Eines der Fazite im Blick auf die Christologie lautet so: "Wenn wir uns diesen Sachverhalt klarmachen, stellt sich mit aller Brisanz die Frage, ob eine Theologie und Kirchlichkeit, die sich auf einen Mann in ihrem Zentrum beruft, das Patriarchat entmachtende Bilder vermitteln kann. Vielleicht wäre es hier wichtig, das wieder pointiert in den Mittelpunkt zu stellen, was das Anliegen Jesu ­ und nicht nur seines! ­ war: die Nähe des Reiches Gottes als Gemeinschaft von Gleichgestellten zu leben und zu verkünden... Er steht dann in einer Reihe von Frauen und Männern, die gegen Benachteiligung aufstanden. Auch aus dieser Interpretation können Bilder entstehen, die Frauenmacht stärken und Visionen der Gleichrangigkeit entwickeln helfen" (156).

Es darf an dieser Stelle sicher ­ bei aller Notwendigkeit einer frauenspezifischen Formulierung der Glaubensgehalte ­ die Reduktion des Glaubens an Jesus, den Christus, hinterfragt und dabei gleichzeitig gefragt werden, ob diese, den Lebens- und Glaubensgeschichten der Frauen scheinbar nahe Reduktion nicht in gleicher Weise eine Rückfrage an die "traditionelle", universitäre Theologie stellt, die Glaubensgehalte neu und lebensnäher zu formulieren und vor allem die Strukturen der Vermittlung der Inhalte zur Praxis der Kirche hin zu überdenken. Universitäre und feministische Theologie haben z. B. viele Materialien zu den Frauengeschichten in der Bibel erarbeitet, die fehlende Kenntnis auf Seiten der Frauen ­ ein Defizit, das auch die Autorinnen beklagen (197) ­ stellt gerade die Vermittlung des Glaubens und damit die kirchliche Praxis in Frage. Stärkung des Selbst- und Glaubensbewußtseins der Frauen muß nicht, wie die Autorinnen in ihrer Berufung auf die protestantische Tradition fordern (197), positiv verstandene Kirchlichkeit ausschließen.

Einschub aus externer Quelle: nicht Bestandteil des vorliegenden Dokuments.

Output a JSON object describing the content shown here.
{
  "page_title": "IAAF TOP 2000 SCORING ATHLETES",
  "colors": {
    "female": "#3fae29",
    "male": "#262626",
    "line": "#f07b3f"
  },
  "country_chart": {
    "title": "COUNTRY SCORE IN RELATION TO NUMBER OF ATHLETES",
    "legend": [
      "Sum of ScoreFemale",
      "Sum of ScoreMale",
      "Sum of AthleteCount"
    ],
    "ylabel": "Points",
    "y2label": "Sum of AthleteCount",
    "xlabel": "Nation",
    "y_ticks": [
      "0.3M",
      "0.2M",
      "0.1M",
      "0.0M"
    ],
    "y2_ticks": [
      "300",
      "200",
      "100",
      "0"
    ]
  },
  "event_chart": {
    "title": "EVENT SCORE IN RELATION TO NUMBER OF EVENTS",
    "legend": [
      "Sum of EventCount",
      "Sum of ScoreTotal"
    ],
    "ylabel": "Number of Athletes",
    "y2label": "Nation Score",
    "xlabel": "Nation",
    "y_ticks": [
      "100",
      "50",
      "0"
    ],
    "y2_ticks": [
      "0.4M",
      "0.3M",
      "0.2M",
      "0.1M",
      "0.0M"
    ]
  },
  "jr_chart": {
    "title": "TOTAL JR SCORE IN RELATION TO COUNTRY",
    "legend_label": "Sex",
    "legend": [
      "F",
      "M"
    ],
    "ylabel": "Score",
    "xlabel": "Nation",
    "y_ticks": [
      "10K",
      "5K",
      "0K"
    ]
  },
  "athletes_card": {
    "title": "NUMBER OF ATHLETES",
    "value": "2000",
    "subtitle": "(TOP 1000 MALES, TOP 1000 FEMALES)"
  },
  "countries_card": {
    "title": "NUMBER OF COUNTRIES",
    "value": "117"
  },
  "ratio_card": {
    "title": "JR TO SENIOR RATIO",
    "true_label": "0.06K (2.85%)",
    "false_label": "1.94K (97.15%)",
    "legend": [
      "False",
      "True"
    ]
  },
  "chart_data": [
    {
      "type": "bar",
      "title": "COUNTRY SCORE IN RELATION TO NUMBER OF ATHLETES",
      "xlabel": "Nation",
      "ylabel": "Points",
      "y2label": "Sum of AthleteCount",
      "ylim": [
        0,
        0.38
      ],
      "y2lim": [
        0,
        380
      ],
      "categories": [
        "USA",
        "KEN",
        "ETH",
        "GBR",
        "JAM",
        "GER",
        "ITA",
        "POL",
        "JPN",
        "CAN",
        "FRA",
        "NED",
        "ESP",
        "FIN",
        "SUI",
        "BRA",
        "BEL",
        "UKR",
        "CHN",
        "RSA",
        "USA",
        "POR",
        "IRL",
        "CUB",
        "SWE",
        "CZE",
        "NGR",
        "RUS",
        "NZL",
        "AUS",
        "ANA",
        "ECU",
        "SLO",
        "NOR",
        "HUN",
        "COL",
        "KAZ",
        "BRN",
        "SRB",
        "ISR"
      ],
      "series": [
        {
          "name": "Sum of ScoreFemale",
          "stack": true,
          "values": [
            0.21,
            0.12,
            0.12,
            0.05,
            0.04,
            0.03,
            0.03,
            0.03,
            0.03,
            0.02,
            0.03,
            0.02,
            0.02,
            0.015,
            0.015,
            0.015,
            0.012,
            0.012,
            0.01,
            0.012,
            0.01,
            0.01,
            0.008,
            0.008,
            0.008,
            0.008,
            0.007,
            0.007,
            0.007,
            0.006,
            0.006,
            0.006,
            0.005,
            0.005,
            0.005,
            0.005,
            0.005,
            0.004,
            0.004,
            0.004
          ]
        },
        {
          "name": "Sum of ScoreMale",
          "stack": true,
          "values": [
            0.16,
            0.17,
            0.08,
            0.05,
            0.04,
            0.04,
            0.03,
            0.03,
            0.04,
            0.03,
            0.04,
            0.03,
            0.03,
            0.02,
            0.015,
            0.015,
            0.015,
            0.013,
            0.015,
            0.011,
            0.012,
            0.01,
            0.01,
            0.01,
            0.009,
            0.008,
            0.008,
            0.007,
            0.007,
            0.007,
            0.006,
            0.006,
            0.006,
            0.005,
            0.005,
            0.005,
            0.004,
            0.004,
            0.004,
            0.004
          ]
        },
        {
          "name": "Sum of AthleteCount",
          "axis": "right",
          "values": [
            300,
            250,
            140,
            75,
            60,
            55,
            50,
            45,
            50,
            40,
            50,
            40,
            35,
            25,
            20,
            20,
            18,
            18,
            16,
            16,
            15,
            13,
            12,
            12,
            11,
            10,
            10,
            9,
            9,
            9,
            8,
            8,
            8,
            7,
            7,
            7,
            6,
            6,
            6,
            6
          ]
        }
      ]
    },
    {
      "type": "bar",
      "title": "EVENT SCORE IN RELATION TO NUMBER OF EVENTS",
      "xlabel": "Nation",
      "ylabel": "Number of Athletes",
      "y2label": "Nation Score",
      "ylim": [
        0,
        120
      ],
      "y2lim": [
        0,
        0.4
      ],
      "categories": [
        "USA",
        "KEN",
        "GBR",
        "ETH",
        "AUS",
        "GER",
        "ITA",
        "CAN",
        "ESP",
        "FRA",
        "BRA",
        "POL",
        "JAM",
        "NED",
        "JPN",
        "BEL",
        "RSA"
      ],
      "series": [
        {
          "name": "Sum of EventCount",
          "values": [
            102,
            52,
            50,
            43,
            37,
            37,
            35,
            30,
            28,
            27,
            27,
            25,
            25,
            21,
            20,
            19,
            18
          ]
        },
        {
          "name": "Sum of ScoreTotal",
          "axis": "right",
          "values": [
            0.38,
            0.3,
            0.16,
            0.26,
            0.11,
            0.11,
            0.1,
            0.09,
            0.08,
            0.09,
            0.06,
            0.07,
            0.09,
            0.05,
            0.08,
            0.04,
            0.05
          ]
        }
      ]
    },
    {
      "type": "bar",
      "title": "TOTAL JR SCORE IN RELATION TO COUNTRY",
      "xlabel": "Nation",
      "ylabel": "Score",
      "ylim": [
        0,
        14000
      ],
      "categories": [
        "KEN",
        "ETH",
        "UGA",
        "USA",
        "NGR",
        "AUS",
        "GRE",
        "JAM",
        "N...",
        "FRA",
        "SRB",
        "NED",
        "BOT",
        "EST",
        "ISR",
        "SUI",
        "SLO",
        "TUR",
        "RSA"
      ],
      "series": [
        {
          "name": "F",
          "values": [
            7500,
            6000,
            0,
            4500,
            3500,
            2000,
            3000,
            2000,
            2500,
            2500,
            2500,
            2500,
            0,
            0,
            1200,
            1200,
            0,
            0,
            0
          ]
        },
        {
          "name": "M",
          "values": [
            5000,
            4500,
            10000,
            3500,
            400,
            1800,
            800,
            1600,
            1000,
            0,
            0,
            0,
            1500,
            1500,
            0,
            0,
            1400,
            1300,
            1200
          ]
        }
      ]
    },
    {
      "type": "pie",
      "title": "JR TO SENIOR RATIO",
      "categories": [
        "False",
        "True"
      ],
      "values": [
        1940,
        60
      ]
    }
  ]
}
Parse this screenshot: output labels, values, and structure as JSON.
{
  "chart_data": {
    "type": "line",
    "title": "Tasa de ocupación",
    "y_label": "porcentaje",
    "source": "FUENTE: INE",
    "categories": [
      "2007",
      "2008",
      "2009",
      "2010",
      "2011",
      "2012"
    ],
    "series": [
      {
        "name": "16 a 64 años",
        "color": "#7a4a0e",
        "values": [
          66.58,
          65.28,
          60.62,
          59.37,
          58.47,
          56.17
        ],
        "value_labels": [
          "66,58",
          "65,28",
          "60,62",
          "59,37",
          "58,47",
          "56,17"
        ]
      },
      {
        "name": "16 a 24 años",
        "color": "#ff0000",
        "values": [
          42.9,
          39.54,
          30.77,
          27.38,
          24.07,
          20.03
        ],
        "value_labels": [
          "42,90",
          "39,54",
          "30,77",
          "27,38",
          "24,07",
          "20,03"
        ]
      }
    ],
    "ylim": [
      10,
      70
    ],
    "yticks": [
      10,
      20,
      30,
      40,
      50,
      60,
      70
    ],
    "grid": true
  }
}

Positiv zu werten ist das Ziel der Autorinnen, auf dem Weg der Lektüre der Lebens- und Glaubensgeschichten der protestantischen Frauen eine "Theologie des Volkes" zu erarbeiten, vor allem um die "Diskrepanz zwischen Schultheologie und Gemeindespiritualität" aufzuarbeiten und an der "Entwicklung alltäglicher theologischer Kompetenz" zu arbeiten (15):

"Theologie würde Lebensgeschichten von Menschen für andere aufschließen. Das Wissenschaftsverständnis Systematischer Theologie würde sich eher an Vielfältigkeit und Kontextualität orientieren, statt primär auf Verallgemeinerung und Absolutheit zu dringen" (12/13). Damit soll ein Beitrag "zur Eruierung der sogenannten Volksfrömmigkeit am Beispiel des Themas ’Christologie’" geleistet werden. "Im engeren Sinne: zu einem konkreten Thema die Stimmen derer wahrzunehmen, die an der Basis die Gemeinden tragen, aber wenig wahrgenommen werden. Das sind die Frauen, die in irgendeiner Weise am Gemeindeleben beteiligt sind" (21).

Hier ist zu wünschen, den Glaubensgeschichten der Frauen weiter nachzugehen, die nur kurz angesprochenen Fragen nach Gott, nach Schuld und Erlösung, nach Hoffnung, Kirche und Gemeinschaft usw. zu vertiefen. Über die Grenzen der Konfession hinaus könnten sicher auch Gemeinsamkeiten im Glaubensverständnis von protestantischen und katholischen Frauen entdeckt und so ein neuer Beitrag zur ökumenischen Theologie geleistet werden.